Are LAN sockets still up-to-date? WLAN/wireless is the future!

  • Erstellt am 2020-01-29 21:06:26

rick2018

2020-01-30 08:57:53
  • #1
And the building materials, size, and requirements also matter. It's nice that you are happy with your solution. Another user might not be anyway if several other people (children) lived in the house...
 

opalau

2020-01-30 09:13:36
  • #2


As much as Wi-Fi has its disadvantages, there is another problem. Wrong frequency band, poor position, old Wi-Fi standard, etc. A proper setup handles this without any problems; the term "getting kicked out of the Wi-Fi" has never come across my path in practice to this day.
 

Mycraft

2020-01-30 09:21:13
  • #3


That's how it is. I keep not understanding the whole discussion. What money thrown out the window? A proper LAN is cheaper than the facade paint.

Lived reality:

32 LAN sockets in the house. WLAN as well.

16 of the sockets are permanently in use. 7 more occasionally. All others are either not yet in use (children of preschool age) or still plastered over. Additionally, there are 8 devices almost always on WLAN. No gamers. But still, I'm glad about the LAN because that way I always have access everywhere with the necessary speeds and bandwidths.

Every room has at least one double socket. It hardly cost anything.

By the way, when neighbors come into play, then good luck! with the WLAN. In one direction, I have almost no data throughput because the neighbor has "set up his network," and we thus interfere with each other.
 

Bauherr am L

2020-01-30 09:30:00
  • #4
It's not about the money for me. This argument is also silly, you constantly hear that during house construction ("only 1% of the construction cost") and that's comparing apples to oranges. Ten times 1% quickly add up to 50,000 or more in today's house construction, and the facade paint is also needed with 1,000 LAN duplex sockets.

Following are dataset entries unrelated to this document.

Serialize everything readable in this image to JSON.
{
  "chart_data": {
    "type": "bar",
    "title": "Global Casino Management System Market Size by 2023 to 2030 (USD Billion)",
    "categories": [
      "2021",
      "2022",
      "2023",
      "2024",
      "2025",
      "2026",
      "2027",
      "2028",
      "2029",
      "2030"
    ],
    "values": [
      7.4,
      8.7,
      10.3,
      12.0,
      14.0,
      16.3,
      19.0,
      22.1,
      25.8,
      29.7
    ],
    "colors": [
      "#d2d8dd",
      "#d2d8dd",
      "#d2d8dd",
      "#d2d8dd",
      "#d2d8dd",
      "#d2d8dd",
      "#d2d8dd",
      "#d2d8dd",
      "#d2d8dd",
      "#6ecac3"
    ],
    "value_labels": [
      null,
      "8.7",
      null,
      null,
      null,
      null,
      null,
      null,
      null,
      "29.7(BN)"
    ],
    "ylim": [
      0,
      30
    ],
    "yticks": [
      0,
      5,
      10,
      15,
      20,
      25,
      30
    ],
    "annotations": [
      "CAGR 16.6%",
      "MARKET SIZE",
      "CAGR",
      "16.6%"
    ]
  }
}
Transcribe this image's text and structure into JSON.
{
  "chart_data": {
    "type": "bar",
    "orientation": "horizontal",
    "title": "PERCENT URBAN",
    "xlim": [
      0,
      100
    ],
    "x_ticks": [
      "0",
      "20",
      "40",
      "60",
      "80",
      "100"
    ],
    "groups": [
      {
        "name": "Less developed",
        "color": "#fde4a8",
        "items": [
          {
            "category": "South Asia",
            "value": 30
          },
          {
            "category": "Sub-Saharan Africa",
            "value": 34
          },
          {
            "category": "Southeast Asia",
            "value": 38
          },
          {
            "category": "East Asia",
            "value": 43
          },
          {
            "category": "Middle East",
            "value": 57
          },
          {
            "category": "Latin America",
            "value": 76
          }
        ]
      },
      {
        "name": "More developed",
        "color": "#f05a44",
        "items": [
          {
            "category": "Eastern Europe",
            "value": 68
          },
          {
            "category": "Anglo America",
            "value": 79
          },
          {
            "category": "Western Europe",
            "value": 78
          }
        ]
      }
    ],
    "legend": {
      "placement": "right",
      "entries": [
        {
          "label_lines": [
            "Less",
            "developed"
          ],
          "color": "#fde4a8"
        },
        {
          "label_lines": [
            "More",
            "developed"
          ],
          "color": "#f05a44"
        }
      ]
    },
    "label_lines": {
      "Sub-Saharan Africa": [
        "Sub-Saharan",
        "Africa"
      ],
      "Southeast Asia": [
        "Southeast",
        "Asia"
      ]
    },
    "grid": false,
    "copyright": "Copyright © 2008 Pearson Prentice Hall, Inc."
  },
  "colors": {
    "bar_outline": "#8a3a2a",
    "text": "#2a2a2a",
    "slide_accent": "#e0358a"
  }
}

The discussion is a technological one. Just because something is cheap or practically costs nothing, I still don't install TAE sockets anymore. And having it is nice, but is it useful (?) to have what is sensible. What you use/need should be there and possibly a little reserve here and there. But a LAN socket orgy seems questionable to me nowadays at least.

I had started with this myself too, took the floor plan, placed furniture, and distributed LAN duplex sockets. When I then saw three or more in every room, the question of sense came to me. Hence the discussion.

: What is connected to the 16 permanently occupied sockets at your place? This is a serious question.
 

Strahleman

2020-01-30 09:34:19
  • #5
It is more of a structural limitation. Reinforced concrete ceiling, only repeaters (because access points are not possible due to lack of cables), long distances between devices. It does not happen every day, but occasionally you do notice the limitations. With these experiences in mind, I would definitely plan for LAN today as well.
 

guckuck2

2020-01-30 09:34:59
  • #6
I believe the discussion is also influenced by the (false) perception that WLAN technology is advancing rapidly. This is a misconception.

Current high bandwidths in WLAN (>1Gbit/s) are essentially based on the use of the 5 GHz band and the bundling of more and more channels. 5 GHz has, at worst, a range up to the next massive wall. Channel bundling heavily burdens the available frequency spectrum, so that neighboring WLANs increasingly interfere with each other and the theoretical bandwidth turns into sad real bandwidth.

The same applies to the savior 5G! The perception through mainstream media of what this technology is capable of is unfortunately extremely distorted.

Cables for everything that is stationary and regularly requires higher bandwidth or low latency. For the rest, WLAN is fine. Foregoing cables in new buildings is simply shortsighted and stinginess in the wrong place.